The 99-year-old church in Sydney's Whitney Pier neighbourhood was slated to close this summer, along with several other Catholic churches in the area.
But parishioners found out Sunday that their lobbying efforts had paid off.
In a letter to parishioners, Bishop Brian Dunn, head of the Diocese of Antigonish, recognized the contribution that St. Mary's has made to Polish culture in Cape Breton.
"In light of the responses and information received, especially that the 100th anniversary of the church will be held in 2013, the pastoral planning committee has recommended that St. Mary's Polish Church remain open for the time being," he stated.

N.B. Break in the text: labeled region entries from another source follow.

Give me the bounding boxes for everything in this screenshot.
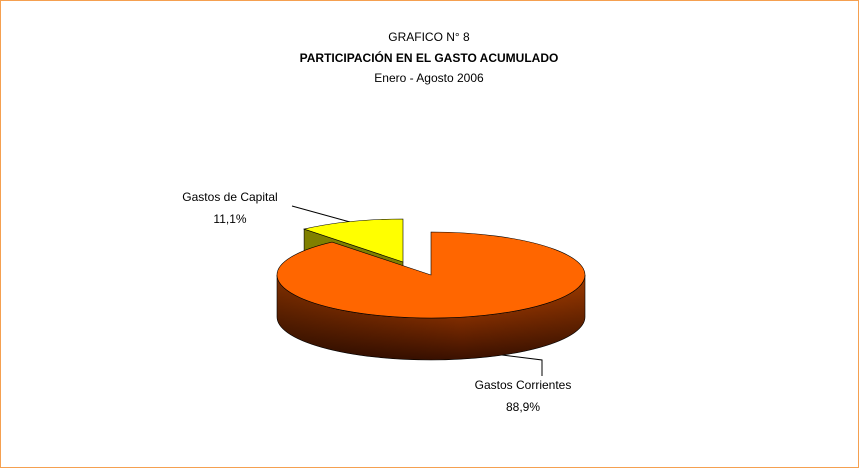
chart-title: PARTICIPACIÓN EN EL GASTO ACUMULADO — [300, 50, 559, 65]
chart-number: GRAFICO N° 8 — [388, 30, 470, 44]
slice-side-shade — [277, 275, 585, 360]
slice-value-label: 88,9% — [506, 400, 540, 414]
pie-slice — [276, 231, 586, 319]
chart-subtitle: Enero - Agosto 2006 — [374, 71, 484, 85]
slice-value-label: 11,1% — [213, 212, 246, 226]
slice-label: Gastos de Capital — [182, 190, 277, 204]
slice-label: Gastos Corrientes — [475, 378, 572, 392]
pie-slice — [302, 218, 404, 263]
leader-line — [291, 205, 351, 223]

The church is a designated historic site. About 50 parishioners attend mass at St. Mary's regularly.
A delegation of 100 people travelled to Antigonish to plead their case after the closures were announced in January. Many wore traditional Polish clothing. They also presented information about St. Mary's financial situation, arguing the church was able to support itself.
Parishioner Tom Urbaniak told CBC News that six binders were submitted to the diocese, including a multi-year plan for the parish.
The letter from Dunn also states that the diocese cannot sustain the current number of Catholic churches in the Sydney area.
In January, church-goers in the area were told the number of parishes would be slashed from 10 to four. Our Lady of Fatima, St. Theresa's and Holy Redeemer would remain, along with either Sacred Heart, St. Anthony Daniel or St. Joseph's.